Tonally, it’s plain that this is very early days. Del is less than gallant when referring to Joycie whilst Trigger carries a faint air of menace. The reason for his nickname (it’s not that he carries a gun, it’s because he looks like a horse) has become a familiar archive clip, although since Del and Trigger have been friends since childhood, quite why Rodney had to ask this question is (in the Only Fools universe) a mystery.  In the real world it’s probable that Sullivan had yet to consider the likes of Trigger and Boycie as regular characters – so their backstories were something that could be sorted later.

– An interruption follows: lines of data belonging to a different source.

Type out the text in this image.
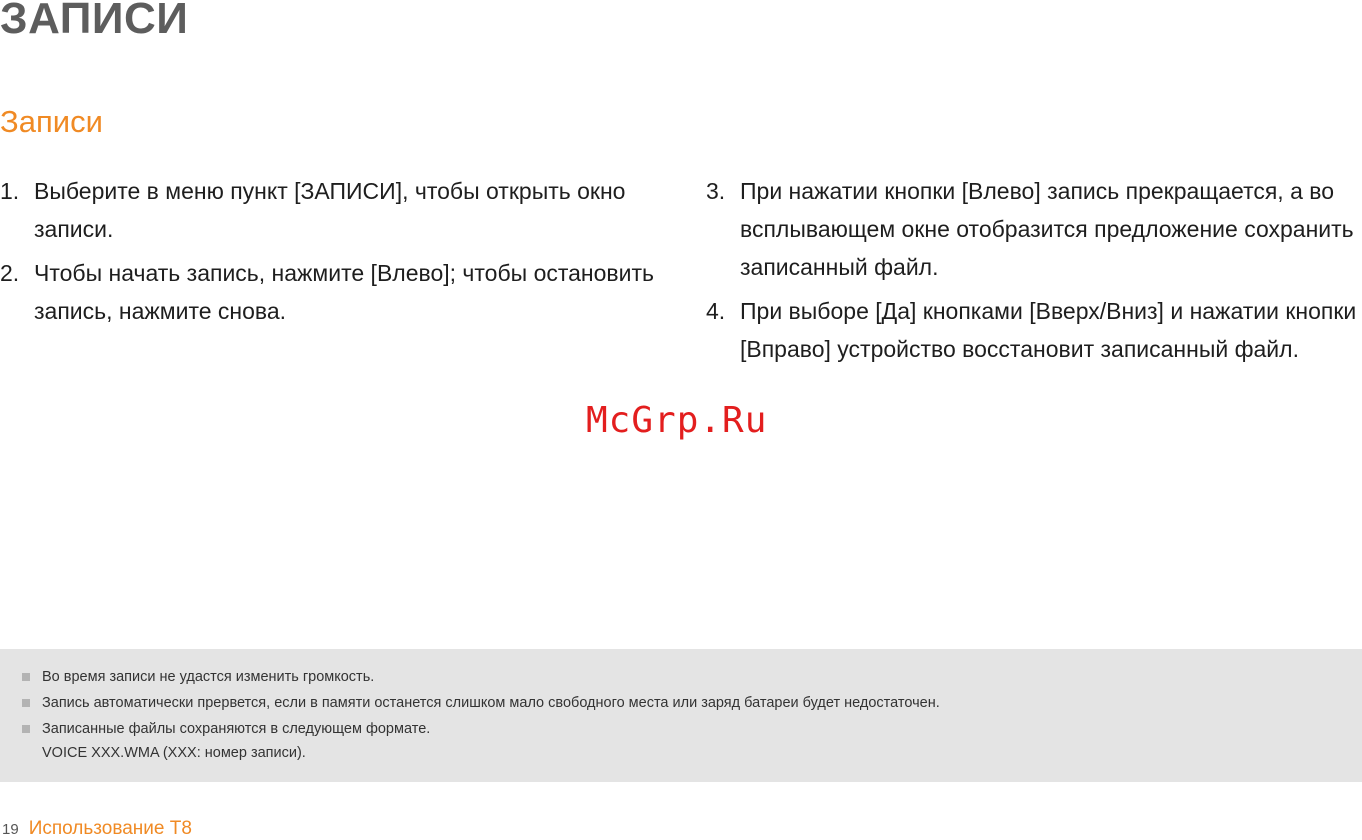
ЗАПИСИ
Записи
1. Выберите в меню пункт [ЗАПИСИ], чтобы открыть окно записи.
2. Чтобы начать запись, нажмите [Влево]; чтобы остановить запись, нажмите снова.
3. При нажатии кнопки [Влево] запись прекращается, а во всплывающем окне отобразится предложение сохранить записанный файл.
4. При выборе [Да] кнопками [Вверх/Вниз] и нажатии кнопки [Вправо] устройство восстановит записанный файл.
McGrp.Ru
Во время записи не удастся изменить громкость.
Запись автоматически прервется, если в памяти останется слишком мало свободного места или заряд батареи будет недостаточен.
Записанные файлы сохраняются в следующем формате.
VOICE XXX.WMA (XXX: номер записи).
19 Использование T8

Grandad is somewhat cast in the Albert Steptoe role. Fairly housebound and dependent on the others, he’s content to remain a passive observer. But whether it’s mulling over the qualities of Sidney Potter (an actor who always got the black roles), the inability of their computerised chess machine to play a good game of draughts or complaining that Rodney’s bought him a cheeseburger instead of an emperor burger, Lennard Pearce is nothing less than a delight.

Rodney’s plan to run away to Hong Kong doesn’t pan out (since he didn’t take his passport he wasn’t even able to leave the country). Del knew this, but allowed him to wax lyrical about the imagined foreign sights he’d experienced anyway. A little cruel? Not really and by the times the credits roll, the status quo has been restablished as the brothers are reconcilled.

That’s how sitcoms tend to operate, but Only Fools was different.  As the years wore on the characters would develop and grow (whereas most sitcom characters tend to exist in a form of stasis). Big Brother was therefore an important first building block as it gave both Del and Rodney clear backstories and a firm foundation to develop future stories.